Differences between financial and managerial accounting.

 

 

 

 

1)List and define three components of the balance sheet.

 

2)Describe the differences between financial and managerial accounting.

Sample Solution

  • Assets: Assets are resources that a company owns or controls that have economic value. Assets can be tangible, such as cash, inventory, and equipment, or intangible, such as patents, trademarks, and goodwill.
  • Liabilities: Liabilities are debts that a company owes to others. Liabilities can be current, such as accounts payable and accrued expenses, or long-term, such as bonds payable and mortgages.
  • Equity: Equity is the difference between a company’s assets and liabilities.

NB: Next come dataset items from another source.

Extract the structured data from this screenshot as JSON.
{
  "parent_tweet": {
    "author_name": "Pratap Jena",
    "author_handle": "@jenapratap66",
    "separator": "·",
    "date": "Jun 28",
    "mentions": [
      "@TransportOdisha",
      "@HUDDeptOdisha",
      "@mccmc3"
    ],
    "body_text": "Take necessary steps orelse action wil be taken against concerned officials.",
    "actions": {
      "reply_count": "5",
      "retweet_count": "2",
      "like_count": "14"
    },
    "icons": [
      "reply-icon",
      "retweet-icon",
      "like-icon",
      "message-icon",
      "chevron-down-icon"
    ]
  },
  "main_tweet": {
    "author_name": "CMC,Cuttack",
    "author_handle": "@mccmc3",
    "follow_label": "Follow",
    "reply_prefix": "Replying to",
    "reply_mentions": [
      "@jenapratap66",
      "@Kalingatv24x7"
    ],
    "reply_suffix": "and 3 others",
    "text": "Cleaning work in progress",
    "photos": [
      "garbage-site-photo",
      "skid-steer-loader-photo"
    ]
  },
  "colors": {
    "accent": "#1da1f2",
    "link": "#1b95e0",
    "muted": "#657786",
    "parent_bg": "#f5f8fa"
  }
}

Equity can be divided into two categories: contributed capital, which is the amount of money that shareholders have invested in the company, and retained earnings, which is the company’s accumulated profit.

Here are the differences between financial and managerial accounting:

Financial Accounting

  • Purpose: Financial accounting is used to provide information about a company’s financial performance to external users, such as investors, creditors, and government agencies.
  • Timeliness: Financial accounting information is typically prepared on a periodic basis, such as monthly, quarterly, or annually.
  • Accuracy: Financial accounting information is required to be accurate and unbiased.
  • Regulation: Financial accounting is regulated by accounting standards, such as Generally Accepted Accounting Principles (GAAP) in the United States.

Managerial Accounting

  • Purpose: Managerial accounting is used to provide information about a company’s financial performance to internal users, such as managers and executives.
  • Timeliness: Managerial accounting information is typically prepared more frequently than financial accounting information.
  • Accuracy: Managerial accounting information does not have to be as accurate as financial accounting information, but it should be reliable.
  • Regulation: Managerial accounting is not regulated by accounting standards.

Here are some additional differences between financial and managerial accounting:

  • Focus: Financial accounting focuses on the past, while managerial accounting focuses on the present and future.
  • Users: Financial accounting information is used by external users, while managerial accounting information is used by internal users.
  • Format: Financial accounting information is typically presented in a standardized format, while managerial accounting information can be presented in a variety of formats.
  • Goals: The goal of financial accounting is to provide information about a company’s financial performance, while the goal of managerial accounting is to help managers make decisions that will improve the company’s performance.